Will anyone believe that the highest court in Maldives has met three times at midnight in the last three weeks to give executive directions to the Elections Commission in the conduct of the presidential elections, asks Dr S Chandrasekharan for the Eurasia Review.
Of these, two of the recent meetings were to satisfy a particular individual who after requesting the court to postpone the elections by a month, is now using all means to ensure that fresh elections do not take place on the 19th as rescheduled by the Election Commission.
On October 11, the Supreme Court met at midnight to order the Election Commission to restart from scratch the process of re registering an estimated 65,000 voters who wished to vote at a place different from their home island.
Following these orders, the political parties had to rush with the new finger print forms to re register through the department of National Registration. There were long queues of thousands of people waiting to be re registered and the computer systems also broke down. Still the assistants processing the forms had to do it manually and issue receipts pending the restoration of the system. The task undertaken was a stupendous one and yet the staff worked overtime to complete the registration before the deadline.
The MDP has pointed out that it is “extremely concerned” that the Supreme Court is interfering in the electoral process for political reasons, “issuing unconstitutional rulings and acting with impunity.”
The Election Commission Chief said on 13th that “there are groups of people who want to block the vote . . . those who know that they may not do well, so they are trying to buy time and make the election difficult.” This is certainly a reference to Abdulla Yameen the PPM candidate.

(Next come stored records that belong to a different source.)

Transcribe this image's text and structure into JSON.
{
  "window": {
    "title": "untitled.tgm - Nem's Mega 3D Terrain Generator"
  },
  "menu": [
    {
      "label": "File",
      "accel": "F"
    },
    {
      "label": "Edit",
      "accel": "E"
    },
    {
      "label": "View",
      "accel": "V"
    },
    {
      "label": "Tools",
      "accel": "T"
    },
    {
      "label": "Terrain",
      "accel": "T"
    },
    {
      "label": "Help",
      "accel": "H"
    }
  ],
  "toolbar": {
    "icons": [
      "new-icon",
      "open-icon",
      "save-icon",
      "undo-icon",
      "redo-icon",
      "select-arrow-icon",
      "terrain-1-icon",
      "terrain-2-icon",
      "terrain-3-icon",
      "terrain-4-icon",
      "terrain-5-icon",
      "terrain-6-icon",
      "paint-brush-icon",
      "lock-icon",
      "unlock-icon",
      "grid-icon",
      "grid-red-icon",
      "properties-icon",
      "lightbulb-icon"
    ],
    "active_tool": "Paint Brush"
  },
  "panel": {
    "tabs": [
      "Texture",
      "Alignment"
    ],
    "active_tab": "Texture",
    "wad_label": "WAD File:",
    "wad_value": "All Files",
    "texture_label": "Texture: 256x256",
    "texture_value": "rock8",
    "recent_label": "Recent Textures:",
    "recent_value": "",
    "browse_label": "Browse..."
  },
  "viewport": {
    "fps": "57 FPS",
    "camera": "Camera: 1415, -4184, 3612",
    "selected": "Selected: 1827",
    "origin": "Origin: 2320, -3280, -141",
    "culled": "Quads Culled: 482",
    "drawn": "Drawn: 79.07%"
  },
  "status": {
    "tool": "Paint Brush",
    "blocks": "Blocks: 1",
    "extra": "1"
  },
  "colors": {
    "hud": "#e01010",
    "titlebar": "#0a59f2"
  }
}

The PPM supporters went to the extent of even obstructing the smooth conduct of re registration on the 15th and threatened the officials. The Maldivian Police took its own time to come to the scene (five hours) and remove the protesters.
President Waheed also appears to be indirectly supporting the PPM candidate. Though he formally withdrew his candidacy yesterday in his speech on Eid-al-Adha, he made a mischievous comment that there is “room for doubt”over the integrity and fairness of polls. He is still the chief executive and it is surprising that he not only abdicated his functions to the Supreme Court, but also has taken sides in the ongoing difficulties experienced in the conduct of the presidential elections.
The Human rights committee of the UK’s Bar has pointed out that the verdict is troubling in the context of the ongoing international criticism concerning lack of independence of the Maldivian judiciary and lack of adequate separation of powers.
In an earlier paper of June 14, 2013 (Paper 5509) I had mentioned that there is a fear of the judicial process being used to prevent Nasheed from contesting. These fears appear to be justified now.